Le pareció que se despertaba en la habitación del albergue. Allí, desde el espejo, le sonreía Pau. La primera reacción que tuvo fue salir corriendo. Una voz antigua, tan dormida como el resto de su cuerpo, le gritó desde su interior: «¡Cuanto más corres, más miedo sientes…!». Frenó el gesto con brusquedad. No volvería a escapar. Y dejó que la tristeza surgiera mientras las lágrimas corrían desenfrenadas por su rostro, como fugitivas de algo. De una hoguera interior.

El llanto oculto se dejaba caer como un bálsamo. El fuego se apaciguaba y pudo dirigir de nuevo la mirada hacia el espejo. Allí estaba ella, sentada de espaldas a Pau. El hijo rodeaba los hombros de la madre por detrás. Carme no podía verlo directamente, pero sí sentir su abrazo y escuchar el murmullo de su voz:

—Me equivoqué, madre, no fue tu culpa.
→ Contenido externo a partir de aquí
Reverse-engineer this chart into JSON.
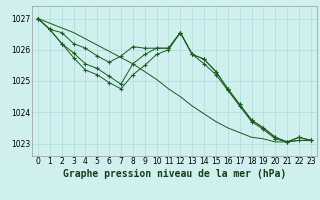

Yo me equivoqué.

—Pau, Pau, si hubiera estado más al tanto… Si no me hubiera cegado la furia… Si hubiera sabido ver tu desesperación…

La voz de Pau sonaba tan familiar como cuando estaba vivo, pero no era la misma. Era el tono, el gesto de un sabio viejo. La lentitud suave, la profundidad de sus gestos, su mirada. A través de Pau, dos mil años de sabiduría la abrazaban.
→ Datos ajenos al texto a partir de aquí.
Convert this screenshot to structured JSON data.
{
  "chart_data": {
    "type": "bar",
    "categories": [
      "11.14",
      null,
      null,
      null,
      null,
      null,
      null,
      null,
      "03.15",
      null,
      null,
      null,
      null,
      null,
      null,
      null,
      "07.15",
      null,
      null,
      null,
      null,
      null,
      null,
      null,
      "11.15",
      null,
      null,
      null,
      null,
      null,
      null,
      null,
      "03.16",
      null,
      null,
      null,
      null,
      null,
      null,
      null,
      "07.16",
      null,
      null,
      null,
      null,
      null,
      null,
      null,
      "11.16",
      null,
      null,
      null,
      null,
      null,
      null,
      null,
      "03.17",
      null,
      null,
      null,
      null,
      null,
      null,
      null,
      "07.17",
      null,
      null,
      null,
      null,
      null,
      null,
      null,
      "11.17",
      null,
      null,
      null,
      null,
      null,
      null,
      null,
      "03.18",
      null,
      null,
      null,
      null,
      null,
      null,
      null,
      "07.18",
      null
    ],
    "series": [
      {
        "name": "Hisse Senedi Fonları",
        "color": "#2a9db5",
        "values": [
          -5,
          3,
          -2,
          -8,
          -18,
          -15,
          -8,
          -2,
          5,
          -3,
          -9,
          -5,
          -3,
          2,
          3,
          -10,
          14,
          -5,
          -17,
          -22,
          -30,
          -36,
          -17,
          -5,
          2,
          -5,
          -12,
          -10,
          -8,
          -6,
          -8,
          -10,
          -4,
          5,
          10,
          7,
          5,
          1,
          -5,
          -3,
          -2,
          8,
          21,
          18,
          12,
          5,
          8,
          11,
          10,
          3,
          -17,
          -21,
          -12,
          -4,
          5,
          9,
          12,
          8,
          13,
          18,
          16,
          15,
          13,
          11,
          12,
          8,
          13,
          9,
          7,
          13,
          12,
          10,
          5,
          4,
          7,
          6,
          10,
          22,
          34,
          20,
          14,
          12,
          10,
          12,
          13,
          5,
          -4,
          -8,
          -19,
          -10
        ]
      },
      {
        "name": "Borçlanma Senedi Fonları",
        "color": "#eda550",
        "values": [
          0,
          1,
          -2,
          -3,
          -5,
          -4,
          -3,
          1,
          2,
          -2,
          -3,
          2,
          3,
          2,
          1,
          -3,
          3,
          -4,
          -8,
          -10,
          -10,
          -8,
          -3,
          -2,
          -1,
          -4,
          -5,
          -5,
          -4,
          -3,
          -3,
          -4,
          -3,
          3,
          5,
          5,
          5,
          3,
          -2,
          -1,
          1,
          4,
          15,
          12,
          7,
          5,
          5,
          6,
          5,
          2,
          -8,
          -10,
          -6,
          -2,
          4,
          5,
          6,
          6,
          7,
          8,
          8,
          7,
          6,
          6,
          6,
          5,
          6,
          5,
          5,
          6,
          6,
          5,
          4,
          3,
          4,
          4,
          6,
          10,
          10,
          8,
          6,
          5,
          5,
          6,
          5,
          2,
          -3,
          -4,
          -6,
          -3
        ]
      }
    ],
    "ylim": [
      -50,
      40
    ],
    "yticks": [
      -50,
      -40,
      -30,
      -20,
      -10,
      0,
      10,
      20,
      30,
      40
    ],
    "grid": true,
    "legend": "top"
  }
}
—No hubiera servido, madre. Nadie puede ver en otro lo que no ve en su interior. ¿Te das cuenta ahora? ¿Puedes ver tu dolor? Yo no supe ver el mío, o quizá me dio demasiado miedo y la única respuesta fue huir de él. Escapar. Aunque hubieras estado ahí, advirtiéndomelo, yo estaba ciego. No lo hubiera entendido. No lo hubiera creído. Un ciego que no sabe que lo es. Tú ahora lo puedes ver. Por eso estoy aquí. Porque sé que me ves.

El llanto de Carme se hizo tan intenso que apenas se entendían sus palabras:

—Pau, ¿para qué? ¿De qué sirve ya todo esto?
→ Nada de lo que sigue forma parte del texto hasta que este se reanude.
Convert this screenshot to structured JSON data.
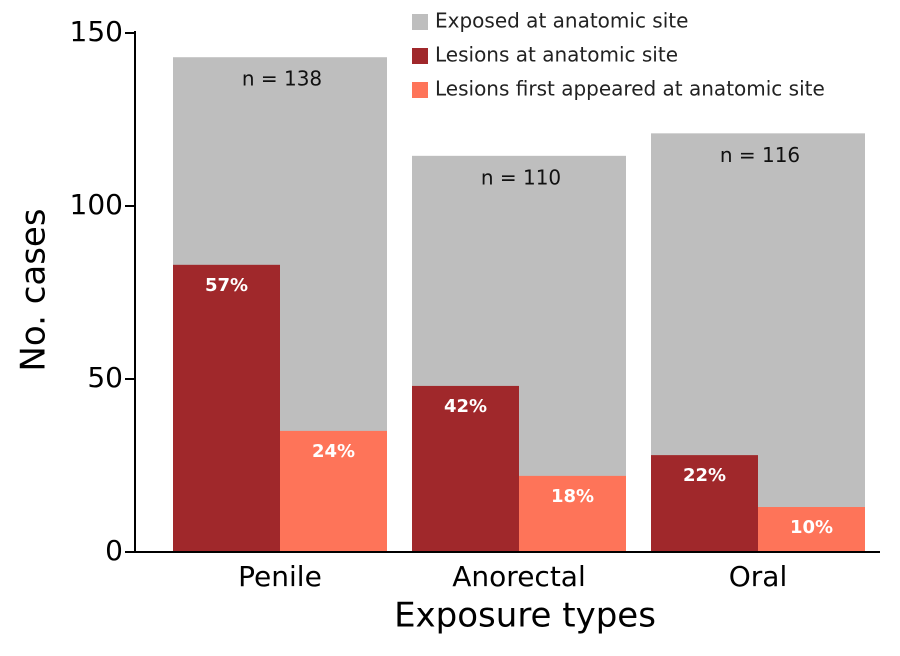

—No lo sé. Una inquietud interna me guía hacia ti, pero no busco nada. Vengo porque estoy mal, pero no busco encontrarme bien. Déjalo estar así y déjame ir.

—Como si yo pudiera retenerte. Como si tuviera alguna oportunidad de decidir —dijo Carme mientras una mueca de sonrisa triste se asomaba a su cara.

—Decide dejarme ir y compadecerte de ti. De ti y de mí. Mira tu dolor. Mira el mío. Son el mismo sufrimiento. Mira el sufrimiento de los seres de alrededor. Es el mismo sufrimiento. Deséame que me vaya bien. Ten compasión de mí. Deséate a ti misma que te vaya bien. Ten compasión de ti. Deséaselo también a los demás. Encontrarás paz y nos sentiremos unidos de nuevo.

Carme bajó la cabeza y lloró. De una forma distinta esta vez. Lloró por ella. Por su dolor. Por la niña que había sido. Por la madre que fue. Por la mujer que era, justo ahora, en este instante, momento a momento.

Un rato más tarde se despertó. Notó un nudo en el centro de su pecho y decidió. Fue su opción. Decidió que lo dejaría estar, que lo observaría, que se limitaría a notarlo, sin intentar cambiar nada. Estar con el nudo. No darle la espalda. Sin condiciones. Estar con él y confiar.